PACICC members would be able to sustain any major catastrophe of up to $30 billion without any undue financial stress, the PACICC report found. This threshold is $10 billion higher than in 2013, in large part because PACICC member insurers have made substantial investments in reinsurance over that time. In his presentation Wednesday, Kelly observed that PACICC member insurers have purchased almost $30-billion worth of reinsurance capacity in 2019, a 71% increase over the $17.6 billion worth of reinsurance capacity in 2013.

But in the ‘Orange Zone,’ representing a disaster that causes insured losses of between $30 billion and $35 billion, PACICC would start to experience liquidity issues and multiple insurers would be predicted to fail.

In a B.C. quake scenario, for example, the number of failed insurers arising from such an event would jump from one (in a $30-billion scenario) to six in a $35-billion scenario. In addition, seven secondary insurer group failures might occur at the $35-billion level, whereas no secondary group failures would be projected for a $30-billion event.

PACICC was asked to model different scenarios in which the financial burden on PACICC may be reduced.
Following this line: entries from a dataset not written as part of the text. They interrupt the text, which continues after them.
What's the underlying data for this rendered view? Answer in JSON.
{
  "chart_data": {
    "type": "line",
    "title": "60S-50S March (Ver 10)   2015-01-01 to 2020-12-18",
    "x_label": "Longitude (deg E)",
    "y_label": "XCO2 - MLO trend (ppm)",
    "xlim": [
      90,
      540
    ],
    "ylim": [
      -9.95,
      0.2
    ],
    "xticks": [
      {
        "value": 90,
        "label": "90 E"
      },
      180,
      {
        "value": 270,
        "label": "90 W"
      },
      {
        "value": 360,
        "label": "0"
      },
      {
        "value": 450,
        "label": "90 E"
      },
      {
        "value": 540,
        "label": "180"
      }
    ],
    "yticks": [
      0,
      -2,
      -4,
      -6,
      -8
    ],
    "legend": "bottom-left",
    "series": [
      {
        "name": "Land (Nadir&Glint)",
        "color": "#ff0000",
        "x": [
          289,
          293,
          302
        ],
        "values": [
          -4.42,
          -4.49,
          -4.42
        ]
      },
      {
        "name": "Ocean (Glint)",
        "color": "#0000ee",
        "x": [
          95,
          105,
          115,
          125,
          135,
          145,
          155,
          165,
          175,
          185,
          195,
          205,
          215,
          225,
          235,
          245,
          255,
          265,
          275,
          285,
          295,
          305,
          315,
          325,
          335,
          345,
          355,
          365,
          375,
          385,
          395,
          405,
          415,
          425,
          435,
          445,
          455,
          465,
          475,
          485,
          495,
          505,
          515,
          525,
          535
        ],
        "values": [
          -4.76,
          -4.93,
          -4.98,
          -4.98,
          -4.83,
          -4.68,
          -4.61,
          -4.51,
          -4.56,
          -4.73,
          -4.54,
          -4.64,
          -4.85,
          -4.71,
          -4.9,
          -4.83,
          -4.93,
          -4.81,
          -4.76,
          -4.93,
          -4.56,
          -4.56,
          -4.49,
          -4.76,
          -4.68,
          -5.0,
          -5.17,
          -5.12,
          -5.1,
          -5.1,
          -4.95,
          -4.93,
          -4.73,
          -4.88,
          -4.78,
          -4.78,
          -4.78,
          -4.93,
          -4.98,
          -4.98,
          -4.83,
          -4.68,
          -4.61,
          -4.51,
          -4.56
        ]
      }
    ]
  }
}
For example, maybe PACICC could establish a pre-disaster fund, borrow money to help restore a severely financially distressed insurer back up to a minimum MCT capital level of 150%. Or perhaps the regulator could “look the other way” [called the regulatory forbearance option], basically allowing failed insurers to use current premiums to pay for past losses.

“The blunt reality is that there is an important distinction that some of you may recall from The Princess Bride between ‘dead’ and ‘really dead,’” Campbell said. “The tragedy of this model is that at $35 billion, too many of the insurers aren’t just distressed — they are fatally out of the game, with liabilities far in excess of their compliant capital and reinsurance, and there is no real scenario for either [PACICC restoring their financial health] or regulatory forbearance options.

“A catastrophic event at $35 billion would simply create a national crisis for the industry.”